We were on our way to the second destination (The Depot) walking past the Nitty Gritty. There were a dozen or so guys hanging around a stretched escalade limo. Pleasantries were exchanged and everyone was in good enough spirits. Nobody was looking for a fight, not us anyway. I was wearing flip-flops for God's sake. However, drunks being drunks, someone took something the wrong way and didn't like the way I looked at the limo and fists started flying and less than 45 seconds later, all 12-14 guys funneled back into the limo and took off leaving us bloody and beaten wondering what had just happened.

The cops were there rather quickly. All three of us were bleeding from our heads. I had a finger that was bent like a question mark and was bleeding from the ear. With the help of witnesses who were all on our side we described the punching party and less than 5 minutes later, they had the limo pulled over. We showed up, identified our attackers. It was easy, they had our blood all over their clothes.

We were dropped off at our house after the police wanted to drop us off at The Depot. We talked the police down from that idea seeing as how we would be asked to leave for bleeding all over the bar. It was aggravated assault but if we ended up having to go to the ER, it would be felony assault.
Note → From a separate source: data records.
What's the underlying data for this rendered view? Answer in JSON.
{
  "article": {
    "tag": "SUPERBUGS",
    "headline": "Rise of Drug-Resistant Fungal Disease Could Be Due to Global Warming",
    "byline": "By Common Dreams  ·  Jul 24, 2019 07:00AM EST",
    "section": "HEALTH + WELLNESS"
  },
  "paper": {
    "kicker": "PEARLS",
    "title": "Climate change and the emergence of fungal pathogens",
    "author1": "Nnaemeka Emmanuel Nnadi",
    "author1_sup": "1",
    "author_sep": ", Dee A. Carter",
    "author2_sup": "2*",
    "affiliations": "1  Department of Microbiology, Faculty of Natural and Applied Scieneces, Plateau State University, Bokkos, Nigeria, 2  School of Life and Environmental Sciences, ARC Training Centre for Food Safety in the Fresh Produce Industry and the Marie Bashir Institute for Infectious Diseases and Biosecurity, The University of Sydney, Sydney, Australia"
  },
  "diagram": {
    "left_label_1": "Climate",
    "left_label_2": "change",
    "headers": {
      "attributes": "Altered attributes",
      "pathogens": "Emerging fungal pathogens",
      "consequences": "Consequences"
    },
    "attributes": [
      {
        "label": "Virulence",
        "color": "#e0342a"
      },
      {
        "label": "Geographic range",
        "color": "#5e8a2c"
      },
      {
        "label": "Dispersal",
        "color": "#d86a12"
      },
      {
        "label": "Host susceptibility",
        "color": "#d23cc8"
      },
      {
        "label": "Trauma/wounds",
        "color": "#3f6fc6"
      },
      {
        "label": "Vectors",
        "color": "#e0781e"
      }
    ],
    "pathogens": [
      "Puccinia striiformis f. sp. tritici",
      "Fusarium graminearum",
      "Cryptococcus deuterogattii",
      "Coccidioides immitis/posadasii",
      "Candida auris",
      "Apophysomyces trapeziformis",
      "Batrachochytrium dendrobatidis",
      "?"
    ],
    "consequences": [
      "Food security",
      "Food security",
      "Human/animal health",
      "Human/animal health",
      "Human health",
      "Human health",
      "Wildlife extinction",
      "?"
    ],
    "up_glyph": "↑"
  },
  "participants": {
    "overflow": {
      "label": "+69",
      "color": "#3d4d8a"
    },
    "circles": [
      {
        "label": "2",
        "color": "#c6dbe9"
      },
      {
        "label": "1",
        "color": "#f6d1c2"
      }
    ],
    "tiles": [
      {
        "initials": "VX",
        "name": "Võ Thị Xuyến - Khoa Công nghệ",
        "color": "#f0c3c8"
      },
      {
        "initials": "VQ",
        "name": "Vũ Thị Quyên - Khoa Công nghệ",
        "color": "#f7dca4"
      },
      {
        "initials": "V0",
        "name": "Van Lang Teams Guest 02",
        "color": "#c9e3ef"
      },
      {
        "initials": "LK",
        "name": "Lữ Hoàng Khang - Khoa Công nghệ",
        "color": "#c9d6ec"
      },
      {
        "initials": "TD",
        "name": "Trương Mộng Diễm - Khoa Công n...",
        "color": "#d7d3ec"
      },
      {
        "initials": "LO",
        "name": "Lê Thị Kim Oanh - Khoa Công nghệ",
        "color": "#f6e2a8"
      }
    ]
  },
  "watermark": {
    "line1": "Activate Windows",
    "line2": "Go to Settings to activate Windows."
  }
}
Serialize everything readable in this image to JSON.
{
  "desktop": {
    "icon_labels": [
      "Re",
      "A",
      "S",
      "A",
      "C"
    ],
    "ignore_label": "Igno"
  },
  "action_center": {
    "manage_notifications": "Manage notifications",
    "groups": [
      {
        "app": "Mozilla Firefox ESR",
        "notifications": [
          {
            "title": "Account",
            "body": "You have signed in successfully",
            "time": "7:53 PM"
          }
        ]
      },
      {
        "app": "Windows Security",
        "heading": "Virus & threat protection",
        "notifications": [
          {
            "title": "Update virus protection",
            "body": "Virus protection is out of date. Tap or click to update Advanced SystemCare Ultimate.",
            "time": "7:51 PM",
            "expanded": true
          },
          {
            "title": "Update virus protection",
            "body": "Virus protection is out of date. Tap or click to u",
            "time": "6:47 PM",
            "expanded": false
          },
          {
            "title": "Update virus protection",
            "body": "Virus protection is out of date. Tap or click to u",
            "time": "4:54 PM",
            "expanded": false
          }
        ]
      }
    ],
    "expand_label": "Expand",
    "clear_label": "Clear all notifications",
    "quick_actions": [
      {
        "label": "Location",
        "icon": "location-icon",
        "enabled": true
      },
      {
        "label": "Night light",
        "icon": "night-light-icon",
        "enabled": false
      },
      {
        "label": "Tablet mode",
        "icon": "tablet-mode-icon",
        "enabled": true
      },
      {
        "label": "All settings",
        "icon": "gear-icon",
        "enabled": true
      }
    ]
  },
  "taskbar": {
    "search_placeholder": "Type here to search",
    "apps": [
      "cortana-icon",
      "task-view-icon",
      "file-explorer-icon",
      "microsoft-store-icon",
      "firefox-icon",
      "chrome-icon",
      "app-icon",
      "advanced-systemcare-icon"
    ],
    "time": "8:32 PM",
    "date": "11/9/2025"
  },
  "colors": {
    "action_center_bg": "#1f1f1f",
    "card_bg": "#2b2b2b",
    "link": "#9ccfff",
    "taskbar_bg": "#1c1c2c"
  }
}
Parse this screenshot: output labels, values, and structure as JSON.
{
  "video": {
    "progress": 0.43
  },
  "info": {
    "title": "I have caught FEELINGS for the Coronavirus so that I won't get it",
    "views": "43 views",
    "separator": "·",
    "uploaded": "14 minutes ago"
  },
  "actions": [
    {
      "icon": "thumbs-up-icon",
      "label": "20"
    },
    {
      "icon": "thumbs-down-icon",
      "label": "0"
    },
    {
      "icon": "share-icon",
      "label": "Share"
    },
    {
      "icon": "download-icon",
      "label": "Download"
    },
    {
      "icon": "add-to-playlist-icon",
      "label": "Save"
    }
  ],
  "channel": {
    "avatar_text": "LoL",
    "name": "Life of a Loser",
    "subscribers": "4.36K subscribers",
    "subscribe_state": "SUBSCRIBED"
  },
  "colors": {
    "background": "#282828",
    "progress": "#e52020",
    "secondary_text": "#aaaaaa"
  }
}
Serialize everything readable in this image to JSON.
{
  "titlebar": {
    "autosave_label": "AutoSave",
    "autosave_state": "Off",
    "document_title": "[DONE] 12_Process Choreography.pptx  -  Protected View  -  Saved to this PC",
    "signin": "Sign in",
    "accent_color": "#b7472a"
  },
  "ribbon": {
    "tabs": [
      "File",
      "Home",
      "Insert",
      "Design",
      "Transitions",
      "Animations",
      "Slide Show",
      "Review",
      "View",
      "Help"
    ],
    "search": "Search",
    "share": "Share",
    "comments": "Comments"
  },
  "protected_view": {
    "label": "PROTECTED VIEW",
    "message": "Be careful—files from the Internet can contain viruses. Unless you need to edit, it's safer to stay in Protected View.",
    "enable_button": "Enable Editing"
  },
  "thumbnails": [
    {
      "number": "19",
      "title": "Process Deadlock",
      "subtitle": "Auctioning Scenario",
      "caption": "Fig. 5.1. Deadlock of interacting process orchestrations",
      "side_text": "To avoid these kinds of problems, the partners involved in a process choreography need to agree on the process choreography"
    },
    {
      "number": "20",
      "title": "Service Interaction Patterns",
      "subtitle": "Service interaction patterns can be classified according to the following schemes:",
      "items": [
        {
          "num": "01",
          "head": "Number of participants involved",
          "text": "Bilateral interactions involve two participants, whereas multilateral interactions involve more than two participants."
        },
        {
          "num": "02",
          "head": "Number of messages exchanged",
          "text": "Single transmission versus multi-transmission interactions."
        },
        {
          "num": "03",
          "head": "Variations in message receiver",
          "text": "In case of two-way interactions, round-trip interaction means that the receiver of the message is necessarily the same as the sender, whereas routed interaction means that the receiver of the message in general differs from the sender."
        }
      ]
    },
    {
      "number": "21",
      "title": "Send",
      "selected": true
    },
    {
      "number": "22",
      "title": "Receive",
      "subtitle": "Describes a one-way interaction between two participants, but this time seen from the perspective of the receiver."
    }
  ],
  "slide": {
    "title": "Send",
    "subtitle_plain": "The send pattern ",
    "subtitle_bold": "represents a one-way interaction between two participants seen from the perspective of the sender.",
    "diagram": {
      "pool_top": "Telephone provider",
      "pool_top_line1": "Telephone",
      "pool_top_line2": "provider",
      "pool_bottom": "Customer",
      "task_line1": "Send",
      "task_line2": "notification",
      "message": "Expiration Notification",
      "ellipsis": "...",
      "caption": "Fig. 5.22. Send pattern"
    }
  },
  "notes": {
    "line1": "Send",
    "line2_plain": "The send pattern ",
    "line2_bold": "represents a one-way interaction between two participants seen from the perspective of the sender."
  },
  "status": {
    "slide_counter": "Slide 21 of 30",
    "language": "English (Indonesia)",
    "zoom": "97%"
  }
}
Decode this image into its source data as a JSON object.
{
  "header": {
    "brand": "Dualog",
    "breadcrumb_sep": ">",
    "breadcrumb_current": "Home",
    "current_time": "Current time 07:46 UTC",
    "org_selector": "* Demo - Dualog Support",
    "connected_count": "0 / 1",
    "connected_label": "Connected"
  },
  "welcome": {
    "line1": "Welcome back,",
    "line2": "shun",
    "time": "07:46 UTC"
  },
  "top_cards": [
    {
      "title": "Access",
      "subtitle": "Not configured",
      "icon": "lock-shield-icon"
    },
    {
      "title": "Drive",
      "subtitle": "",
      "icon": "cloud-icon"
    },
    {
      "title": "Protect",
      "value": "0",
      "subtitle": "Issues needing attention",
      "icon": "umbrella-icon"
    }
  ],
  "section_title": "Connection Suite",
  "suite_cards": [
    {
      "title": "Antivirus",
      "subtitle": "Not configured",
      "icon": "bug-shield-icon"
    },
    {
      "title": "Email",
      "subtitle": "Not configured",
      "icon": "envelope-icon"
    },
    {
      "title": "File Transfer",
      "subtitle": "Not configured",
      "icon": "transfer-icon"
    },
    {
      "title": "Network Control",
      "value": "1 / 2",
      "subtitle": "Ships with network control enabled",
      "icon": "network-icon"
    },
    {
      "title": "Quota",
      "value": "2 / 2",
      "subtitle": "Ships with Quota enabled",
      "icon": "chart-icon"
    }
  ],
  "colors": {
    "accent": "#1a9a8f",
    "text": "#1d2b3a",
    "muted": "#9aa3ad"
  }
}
After being dropped off at the house, we examined our injuries and thought it best we seek treatment. We called the officer and informed him that we were going to the hospital. We thought it was strange he spent better part of five minutes trying to talk us out of seeking medical treatment.

We get to the ER around 2am, primetime hours. My brother had a broken nose, a sprained ankle, and busted lip. Shaggy had bruised kidneys, perforated ear drum, and three stitches in his nose. I had one dislocated finger, a fractured finger, a laceration on my ear, and a concussion.

We called the DA's office that following Monday and asked what was going on with the felony assault charges and they informed us that the case was thrown out due to lack of evidence, despite all the witnesses and us identifying people with our blood on their persons. After some research it turns out a few of the kids daddy's had strong ties with the University. What are you gonna do?

The ass-kicking made me focus even more on my first set doing stand-up. It was all written out, I took two different friends down to the club with me this time. I was confident. As long as nobody was going to try and whip my ass, I was going to be ok.

I was going on first in the second set. I gave my jokes to my friend and told him to follow along as I was going to be reciting it verbatim. If I got lost I was going to yell "LINE!"

I was introduced by Sean Moore, who became one of my many good friends I have made on this Joke Journey. I got up, looked out over what seemed like hundreds of people and uttered the following:

My name is Nick Hart and I'll state for the record I am not nor have I ever been, nor will I ever be related to Corey Hart or associated with that bread and circus show known as Major League Baseball."

Someone booed and I went with my knee-jerk reaction which was saying "Fuuuuuck you!" Which got a good laugh and I thought, I'll do this every time and then I learned what most gamblers who lose everything learned and that is that the worst thing that can happen to you first time in a casino is that you win, cuz then you think you're going to win every time. Same thing with stand-up. Worst thing that can happen is you get laughs your first time up because then you think it's going to happen every time.

I got done and I was on a performance high. My buddies and I left and got very drunk but I remember thinking I did it. I did it and I got laughs and I want to do it again as soon as possible.

Six months into stand-up, I made my decision to do this for a living and now I'm five years into a life-long sentence.